Fantozzi non aveva osato dirlo al conte Mughini, ma non aveva mai preso una boccia in mano in vita sua. Quando venne il suo turno si fece un grande silenzio nella valle, le tribune si riempirono di spettatori. “Venga adagio qui sul pallino!” gli ordinò il conte. Fantozzi giocò così debolmente che la boccia fece solo due giri e si fermò a dieci centimetri dalla linea di partenza.

Fantozzi era nervoso e gli sudavano le mani. “Cosa fa, dorme?” gli urlò il conte facendolo sobbalzare. “Tocca a lei, sa, giochi le sue bocce!” Questa volta Fantozzi giocò con grande violenza e colpì netto una tibia di un giocatore, che lasciò la partita ululando. Per farsi coraggio, tracannò una bicchierata di vino che lo travolse, e partì. Veniva giù dalle colline in un silenzio orrendo. Quando fu a un chilometro dal campo inciampò in un arbusto, e fece un volo di dodici metri in un cespuglio spinato. Si distrusse completamente l'abito della domenica (era una pesantissima “grisaglia” che nei suoi piani gli doveva durare quindici anni). Lacero e sanguinante si alzò, il vino stava facendo il suo effetto. Entrò ansimando e con la vista annebbiata in campo e da quattro metri sparò una cannonata terrificante: la pesantissima boccia di metallo di 42 chili centrò in piena nuca il suo direttore, che aveva accostato alle labbra in quel momento un bicchiere di vino ristoratore.
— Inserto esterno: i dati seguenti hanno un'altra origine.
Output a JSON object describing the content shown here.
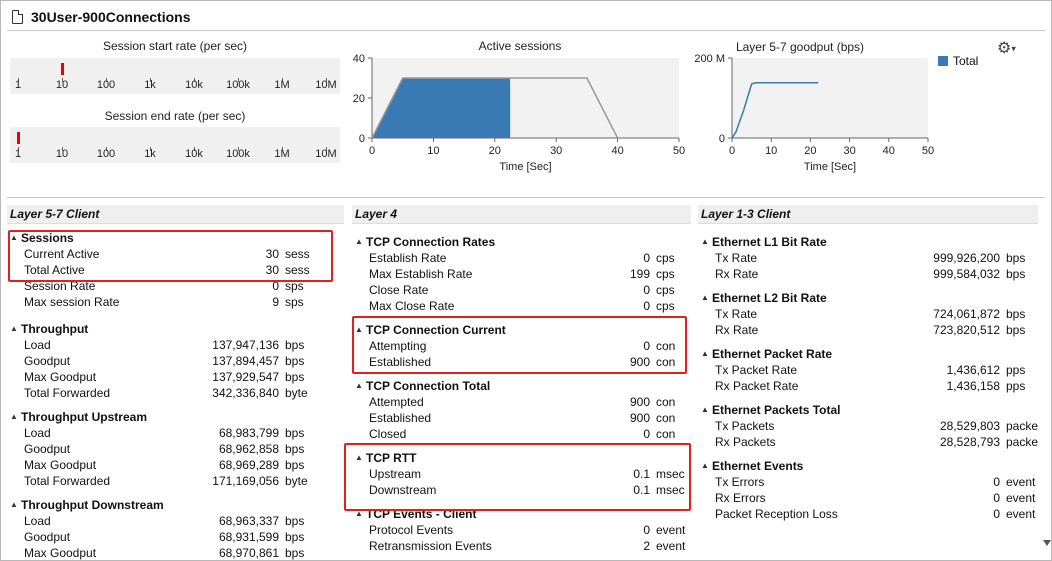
{
  "window": {
    "title": "30User-900Connections"
  },
  "charts": {
    "session_start": {
      "title": "Session start rate (per sec)",
      "ticks": [
        "1",
        "10",
        "100",
        "1k",
        "10k",
        "100k",
        "1M",
        "10M"
      ],
      "marker_value": "10"
    },
    "session_end": {
      "title": "Session end rate (per sec)",
      "ticks": [
        "1",
        "10",
        "100",
        "1k",
        "10k",
        "100k",
        "1M",
        "10M"
      ],
      "marker_value": "1"
    },
    "active_sessions": {
      "title": "Active sessions",
      "xlabel": "Time [Sec]",
      "yticks": [
        "0",
        "20",
        "40"
      ],
      "xticks": [
        "0",
        "10",
        "20",
        "30",
        "40",
        "50"
      ]
    },
    "goodput": {
      "title": "Layer 5-7 goodput (bps)",
      "xlabel": "Time [Sec]",
      "yticks": [
        "0",
        "200 M"
      ],
      "xticks": [
        "0",
        "10",
        "20",
        "30",
        "40",
        "50"
      ],
      "legend": "Total"
    }
  },
  "chart_data": [
    {
      "type": "area",
      "title": "Active sessions",
      "xlabel": "Time [Sec]",
      "ylabel": "",
      "xlim": [
        0,
        50
      ],
      "ylim": [
        0,
        40
      ],
      "series": [
        {
          "x": [
            0,
            5,
            22.5
          ],
          "y": [
            0,
            30,
            30
          ]
        },
        {
          "x": [
            0,
            5,
            35,
            40
          ],
          "y": [
            0,
            30,
            30,
            0
          ]
        }
      ],
      "colors": {
        "fill": "#3a7ab4",
        "outline": "#999999"
      }
    },
    {
      "type": "line",
      "title": "Layer 5-7 goodput (bps)",
      "xlabel": "Time [Sec]",
      "ylabel": "",
      "xlim": [
        0,
        50
      ],
      "ylim": [
        0,
        200000000
      ],
      "series": [
        {
          "name": "Total",
          "x": [
            0,
            1,
            3,
            5,
            6,
            8,
            10,
            14,
            18,
            22
          ],
          "y": [
            0,
            15000000,
            70000000,
            135000000,
            138000000,
            138000000,
            138000000,
            138000000,
            138000000,
            138000000
          ]
        }
      ],
      "colors": {
        "Total": "#3a7ab4"
      }
    }
  ],
  "panels": [
    {
      "header": "Layer 5-7 Client",
      "groups": [
        {
          "title": "Sessions",
          "rows": [
            {
              "label": "Current Active",
              "value": "30",
              "unit": "sess"
            },
            {
              "label": "Total Active",
              "value": "30",
              "unit": "sess"
            },
            {
              "label": "Session Rate",
              "value": "0",
              "unit": "sps"
            },
            {
              "label": "Max session Rate",
              "value": "9",
              "unit": "sps"
            }
          ]
        },
        {
          "title": "Throughput",
          "rows": [
            {
              "label": "Load",
              "value": "137,947,136",
              "unit": "bps"
            },
            {
              "label": "Goodput",
              "value": "137,894,457",
              "unit": "bps"
            },
            {
              "label": "Max Goodput",
              "value": "137,929,547",
              "unit": "bps"
            },
            {
              "label": "Total Forwarded",
              "value": "342,336,840",
              "unit": "byte"
            }
          ]
        },
        {
          "title": "Throughput Upstream",
          "rows": [
            {
              "label": "Load",
              "value": "68,983,799",
              "unit": "bps"
            },
            {
              "label": "Goodput",
              "value": "68,962,858",
              "unit": "bps"
            },
            {
              "label": "Max Goodput",
              "value": "68,969,289",
              "unit": "bps"
            },
            {
              "label": "Total Forwarded",
              "value": "171,169,056",
              "unit": "byte"
            }
          ]
        },
        {
          "title": "Throughput Downstream",
          "rows": [
            {
              "label": "Load",
              "value": "68,963,337",
              "unit": "bps"
            },
            {
              "label": "Goodput",
              "value": "68,931,599",
              "unit": "bps"
            },
            {
              "label": "Max Goodput",
              "value": "68,970,861",
              "unit": "bps"
            }
          ]
        }
      ]
    },
    {
      "header": "Layer 4",
      "groups": [
        {
          "title": "TCP Connection Rates",
          "rows": [
            {
              "label": "Establish Rate",
              "value": "0",
              "unit": "cps"
            },
            {
              "label": "Max Establish Rate",
              "value": "199",
              "unit": "cps"
            },
            {
              "label": "Close Rate",
              "value": "0",
              "unit": "cps"
            },
            {
              "label": "Max Close Rate",
              "value": "0",
              "unit": "cps"
            }
          ]
        },
        {
          "title": "TCP Connection Current",
          "rows": [
            {
              "label": "Attempting",
              "value": "0",
              "unit": "con"
            },
            {
              "label": "Established",
              "value": "900",
              "unit": "con"
            }
          ]
        },
        {
          "title": "TCP Connection Total",
          "rows": [
            {
              "label": "Attempted",
              "value": "900",
              "unit": "con"
            },
            {
              "label": "Established",
              "value": "900",
              "unit": "con"
            },
            {
              "label": "Closed",
              "value": "0",
              "unit": "con"
            }
          ]
        },
        {
          "title": "TCP RTT",
          "rows": [
            {
              "label": "Upstream",
              "value": "0.1",
              "unit": "msec"
            },
            {
              "label": "Downstream",
              "value": "0.1",
              "unit": "msec"
            }
          ]
        },
        {
          "title": "TCP Events - Client",
          "rows": [
            {
              "label": "Protocol Events",
              "value": "0",
              "unit": "event"
            },
            {
              "label": "Retransmission Events",
              "value": "2",
              "unit": "event"
            }
          ]
        }
      ]
    },
    {
      "header": "Layer 1-3 Client",
      "groups": [
        {
          "title": "Ethernet L1 Bit Rate",
          "rows": [
            {
              "label": "Tx Rate",
              "value": "999,926,200",
              "unit": "bps"
            },
            {
              "label": "Rx Rate",
              "value": "999,584,032",
              "unit": "bps"
            }
          ]
        },
        {
          "title": "Ethernet L2 Bit Rate",
          "rows": [
            {
              "label": "Tx Rate",
              "value": "724,061,872",
              "unit": "bps"
            },
            {
              "label": "Rx Rate",
              "value": "723,820,512",
              "unit": "bps"
            }
          ]
        },
        {
          "title": "Ethernet Packet Rate",
          "rows": [
            {
              "label": "Tx Packet Rate",
              "value": "1,436,612",
              "unit": "pps"
            },
            {
              "label": "Rx Packet Rate",
              "value": "1,436,158",
              "unit": "pps"
            }
          ]
        },
        {
          "title": "Ethernet Packets Total",
          "rows": [
            {
              "label": "Tx Packets",
              "value": "28,529,803",
              "unit": "packet"
            },
            {
              "label": "Rx Packets",
              "value": "28,528,793",
              "unit": "packet"
            }
          ]
        },
        {
          "title": "Ethernet Events",
          "rows": [
            {
              "label": "Tx Errors",
              "value": "0",
              "unit": "event"
            },
            {
              "label": "Rx Errors",
              "value": "0",
              "unit": "event"
            },
            {
              "label": "Packet Reception Loss",
              "value": "0",
              "unit": "event"
            }
          ]
        }
      ]
    }
  ],
  "colors": {
    "highlight": "#e02020",
    "accent": "#3a7ab4",
    "marker": "#ee0000"
  }
}
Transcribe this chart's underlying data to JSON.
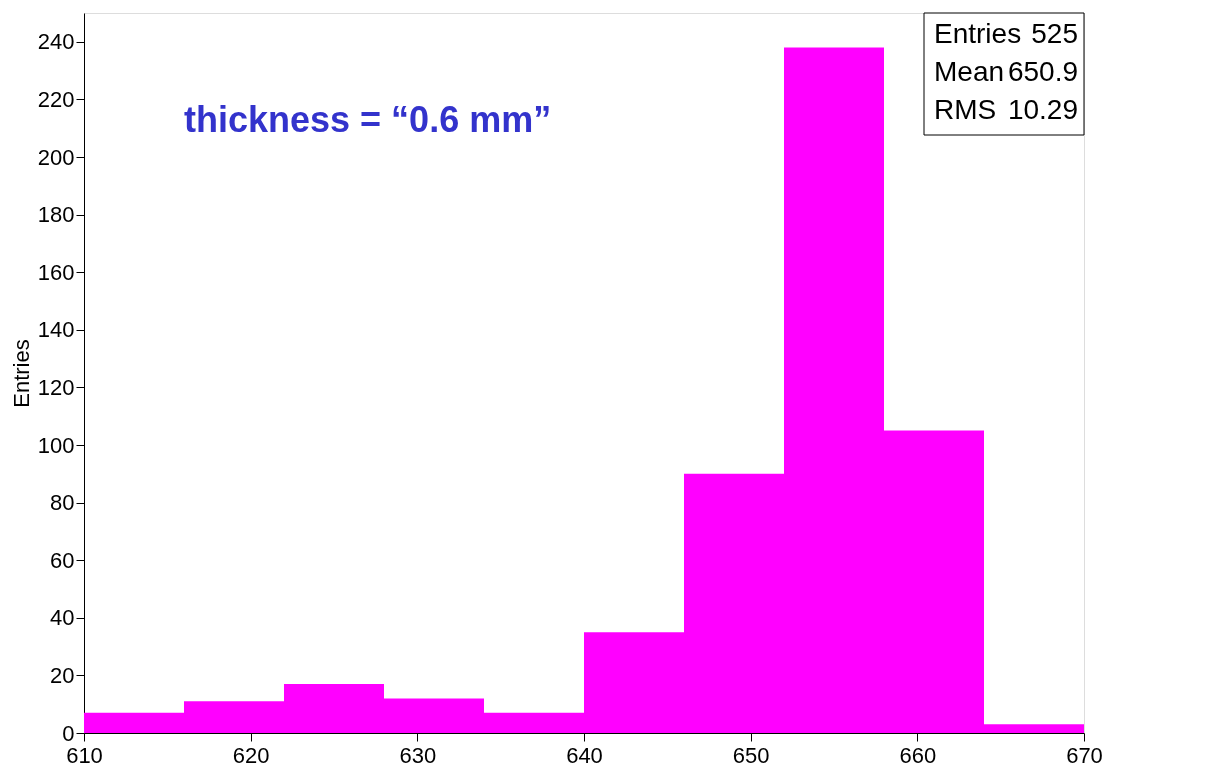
{
  "chart_data": {
    "type": "histogram",
    "ylabel": "Entries",
    "bins": [
      610,
      616,
      622,
      628,
      634,
      640,
      646,
      652,
      658,
      664,
      670
    ],
    "values": [
      7,
      11,
      17,
      12,
      7,
      35,
      90,
      238,
      105,
      3
    ],
    "color": "#ff00ff",
    "xlim": [
      610,
      670
    ],
    "xticks": [
      610,
      620,
      630,
      640,
      650,
      660,
      670
    ],
    "ylim": [
      0,
      250
    ],
    "yticks": [
      0,
      20,
      40,
      60,
      80,
      100,
      120,
      140,
      160,
      180,
      200,
      220,
      240
    ],
    "grid": false,
    "annotations": [
      "thickness = “0.6 mm”",
      "Entries",
      "525",
      "Mean",
      "650.9",
      "RMS",
      "10.29"
    ]
  }
}
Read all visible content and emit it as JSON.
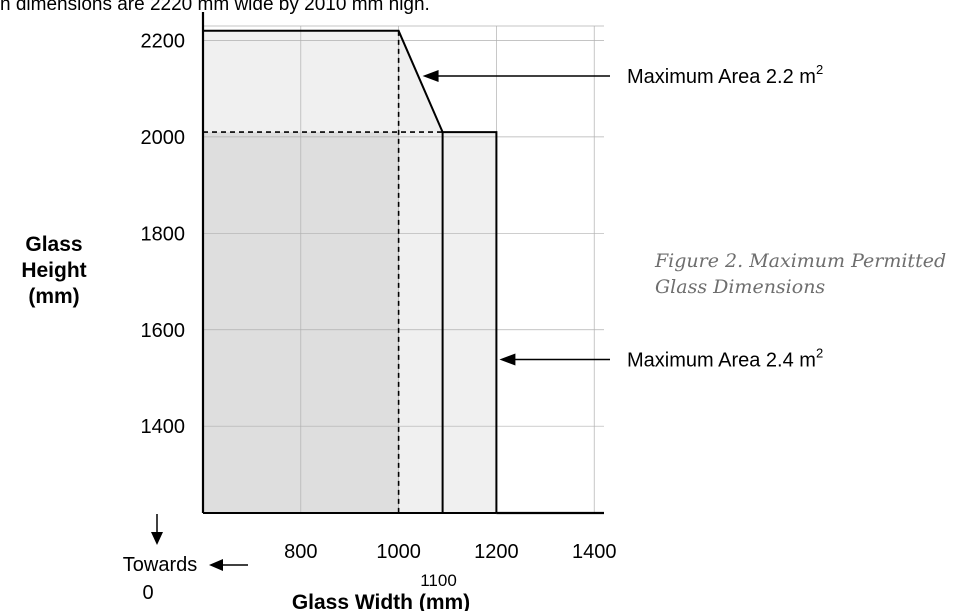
{
  "header": {
    "text": "n dimensions are 2220 mm wide by 2010 mm high."
  },
  "caption": {
    "line1": "Figure 2. Maximum Permitted",
    "line2": "Glass Dimensions"
  },
  "chart_data": {
    "type": "area",
    "xlabel": "Glass Width (mm)",
    "ylabel": [
      "Glass",
      "Height",
      "(mm)"
    ],
    "x_ticks": [
      800,
      1000,
      1200,
      1400
    ],
    "x_extra_tick": 1100,
    "y_ticks": [
      1400,
      1600,
      1800,
      2000,
      2200
    ],
    "xlim": [
      600,
      1420
    ],
    "ylim": [
      1220,
      2230
    ],
    "grid": true,
    "regions": [
      {
        "label_parts": [
          "Maximum Area 2.2 m",
          "2"
        ],
        "fill": "#f0f0f0",
        "outline": [
          [
            600,
            1220
          ],
          [
            600,
            2220
          ],
          [
            1000,
            2220
          ],
          [
            1090,
            2010
          ],
          [
            1090,
            1220
          ]
        ]
      },
      {
        "label_parts": [
          "Maximum Area 2.4 m",
          "2"
        ],
        "fill": "#f0f0f0",
        "outline": [
          [
            1090,
            1220
          ],
          [
            1090,
            2010
          ],
          [
            1200,
            2010
          ],
          [
            1200,
            1220
          ]
        ]
      }
    ],
    "inner_region": {
      "fill": "#dedede",
      "outline": [
        [
          600,
          1220
        ],
        [
          600,
          2010
        ],
        [
          1000,
          2010
        ],
        [
          1000,
          1220
        ]
      ]
    },
    "dashed_lines": [
      [
        [
          600,
          2010
        ],
        [
          1090,
          2010
        ]
      ],
      [
        [
          1000,
          2220
        ],
        [
          1000,
          1220
        ]
      ]
    ],
    "baseline": [
      [
        1200,
        1220
      ],
      [
        1420,
        1220
      ]
    ],
    "towards_zero": {
      "line1": "Towards",
      "line2": "0"
    },
    "colors": {
      "frame": "#000000",
      "grid": "#b0b0b0",
      "caption": "#6e6e6e"
    }
  }
}
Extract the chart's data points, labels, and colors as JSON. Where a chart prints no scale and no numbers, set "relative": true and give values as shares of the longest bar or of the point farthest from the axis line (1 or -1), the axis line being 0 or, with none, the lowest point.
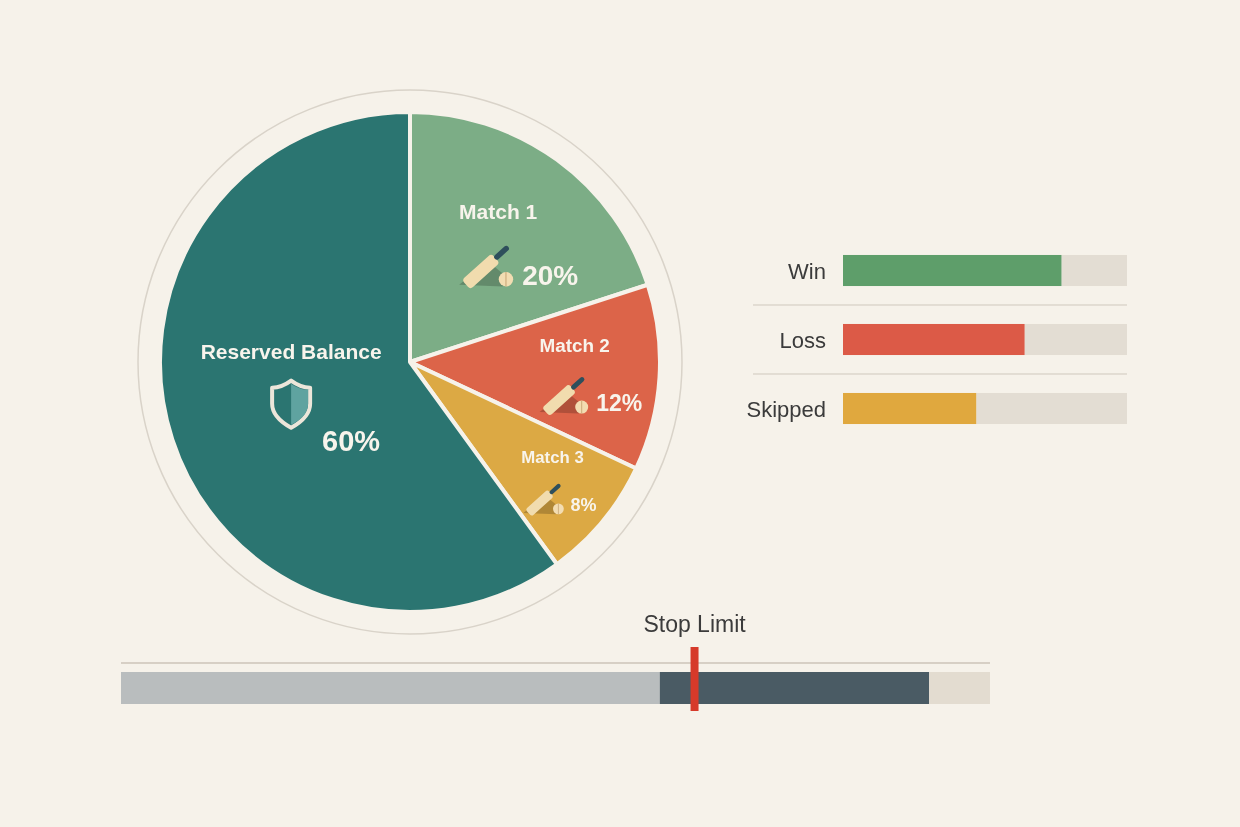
{
  "chart_data": [
    {
      "type": "pie",
      "categories": [
        "Match 1",
        "Match 2",
        "Match 3",
        "Reserved Balance"
      ],
      "values": [
        20,
        12,
        8,
        60
      ],
      "colors": [
        "#7cad86",
        "#dc6449",
        "#dca944",
        "#2b7571"
      ],
      "value_labels": [
        "20%",
        "12%",
        "8%",
        "60%"
      ]
    },
    {
      "type": "bar",
      "orientation": "horizontal",
      "stacked": true,
      "relative": true,
      "grid": "y",
      "categories": [
        "Win",
        "Loss",
        "Skipped"
      ],
      "series": [
        {
          "colors": [
            "#5e9e6a",
            "#dc5a47",
            "#e0a83e"
          ],
          "values": [
            0.77,
            0.64,
            0.47
          ]
        },
        {
          "color": "#e3ddd3",
          "values": [
            0.23,
            0.36,
            0.53
          ]
        }
      ]
    },
    {
      "type": "bar",
      "orientation": "horizontal",
      "stacked": true,
      "relative": true,
      "categories": [
        null
      ],
      "series": [
        {
          "color": "#b9bdbe",
          "values": [
            0.62
          ]
        },
        {
          "color": "#4a5b64",
          "values": [
            0.31
          ]
        },
        {
          "color": "#e3dcd0",
          "values": [
            0.07
          ]
        }
      ],
      "ref_lines": [
        {
          "axis": "x",
          "value": 0.66,
          "label": "Stop Limit",
          "color": "#d63a2a"
        }
      ]
    }
  ]
}
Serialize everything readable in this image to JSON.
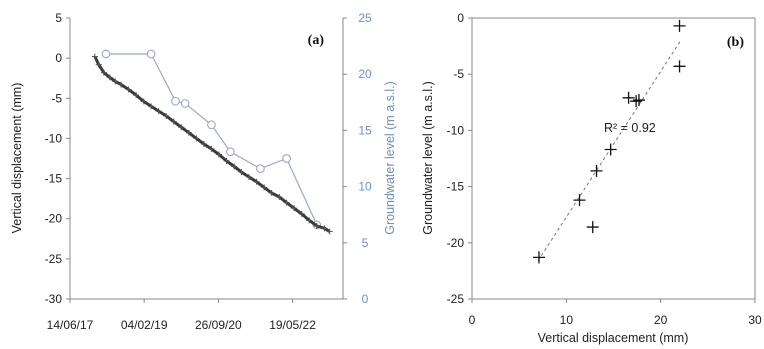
{
  "chart_data": [
    {
      "type": "line",
      "panel_label": "(a)",
      "xlabel": "",
      "ylabel": "Vertical displacement (mm)",
      "y2label": "Groundwater level (m a.s.l.)",
      "x_tick_labels": [
        "14/06/17",
        "04/02/19",
        "26/09/20",
        "19/05/22"
      ],
      "x_ticks": [
        "2017-06-14",
        "2019-02-04",
        "2020-09-26",
        "2022-05-19"
      ],
      "xlim": [
        "2017-06-14",
        "2023-07-01"
      ],
      "ylim": [
        -30,
        5
      ],
      "y_ticks": [
        -30,
        -25,
        -20,
        -15,
        -10,
        -5,
        0,
        5
      ],
      "y2lim": [
        0,
        25
      ],
      "y2_ticks": [
        0,
        5,
        10,
        15,
        20,
        25
      ],
      "grid": false,
      "colors": {
        "displacement": "#3a3a3a",
        "groundwater": "#9aa9cc",
        "y2_axis": "#6f8fc4"
      },
      "series": [
        {
          "axis": "left",
          "style": "dense markers",
          "x": [
            "2018-01-01",
            "2018-02-01",
            "2018-03-15",
            "2018-05-01",
            "2018-06-15",
            "2018-08-01",
            "2018-10-01",
            "2018-12-01",
            "2019-02-01",
            "2019-04-01",
            "2019-06-01",
            "2019-08-01",
            "2019-10-01",
            "2019-12-01",
            "2020-02-01",
            "2020-04-01",
            "2020-06-01",
            "2020-08-01",
            "2020-10-01",
            "2020-12-01",
            "2021-02-01",
            "2021-04-01",
            "2021-06-01",
            "2021-08-01",
            "2021-10-01",
            "2021-12-01",
            "2022-02-01",
            "2022-04-01",
            "2022-06-01",
            "2022-08-01",
            "2022-10-01",
            "2022-12-01",
            "2023-02-01",
            "2023-03-15"
          ],
          "values": [
            0.2,
            -0.8,
            -1.8,
            -2.4,
            -2.9,
            -3.3,
            -3.9,
            -4.6,
            -5.4,
            -6.0,
            -6.6,
            -7.2,
            -7.9,
            -8.6,
            -9.3,
            -10.0,
            -10.7,
            -11.3,
            -12.0,
            -12.8,
            -13.5,
            -14.2,
            -14.8,
            -15.4,
            -16.1,
            -16.8,
            -17.3,
            -18.0,
            -18.7,
            -19.4,
            -20.2,
            -20.9,
            -21.2,
            -21.6
          ]
        },
        {
          "axis": "right",
          "style": "line with open circle markers",
          "x": [
            "2018-04-01",
            "2019-04-01",
            "2019-10-15",
            "2020-01-01",
            "2020-08-01",
            "2021-01-01",
            "2021-09-01",
            "2022-04-01",
            "2022-12-01"
          ],
          "values": [
            21.8,
            21.8,
            17.6,
            17.4,
            15.5,
            13.1,
            11.6,
            12.5,
            6.6
          ]
        }
      ]
    },
    {
      "type": "scatter",
      "panel_label": "(b)",
      "xlabel": "Vertical displacement (mm)",
      "ylabel": "Groundwater level (m a.s.l.)",
      "xlim": [
        0,
        30
      ],
      "x_ticks": [
        0,
        10,
        20,
        30
      ],
      "ylim": [
        -25,
        0
      ],
      "y_ticks": [
        -25,
        -20,
        -15,
        -10,
        -5,
        0
      ],
      "grid": false,
      "annotation": "R² = 0.92",
      "trendline": {
        "style": "dashed",
        "x": [
          7.0,
          22.2
        ],
        "y": [
          -21.6,
          -1.9
        ]
      },
      "marker": "+",
      "points": [
        {
          "x": 22.0,
          "y": -0.7
        },
        {
          "x": 22.0,
          "y": -4.3
        },
        {
          "x": 16.6,
          "y": -7.1
        },
        {
          "x": 17.7,
          "y": -7.3
        },
        {
          "x": 17.4,
          "y": -7.4
        },
        {
          "x": 14.7,
          "y": -11.7
        },
        {
          "x": 13.2,
          "y": -13.6
        },
        {
          "x": 11.4,
          "y": -16.2
        },
        {
          "x": 12.8,
          "y": -18.6
        },
        {
          "x": 7.1,
          "y": -21.3
        }
      ]
    }
  ]
}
Fantozzi non si fermò neppure a chiedere scusa ma si diede alla macchia sulle montagne. Cominciò allora una delle più feroci cacce all'uomo degli ultimi centovent'anni. Parteciparono alla ricerca cani-poliziotto e feroci molossi napoletani, mescolati ai quali c'erano moltissimi impiegati ruffiani che si erano offerti come cani da riporto per segnalarsi presso la direzione sperando in un aumento. Dopo tre giorni e tre notti di drammatica caccia tra gli acquitrini, Fantozzi fu circondato da un gruppo di colleghi abbaianti, tenuti al guinzaglio da alcuni feroci dirigenti. Ora si trova nel canile municipale di Montezemolo in attesa di processo. I molossi napoletani lo guardano con disprezzo.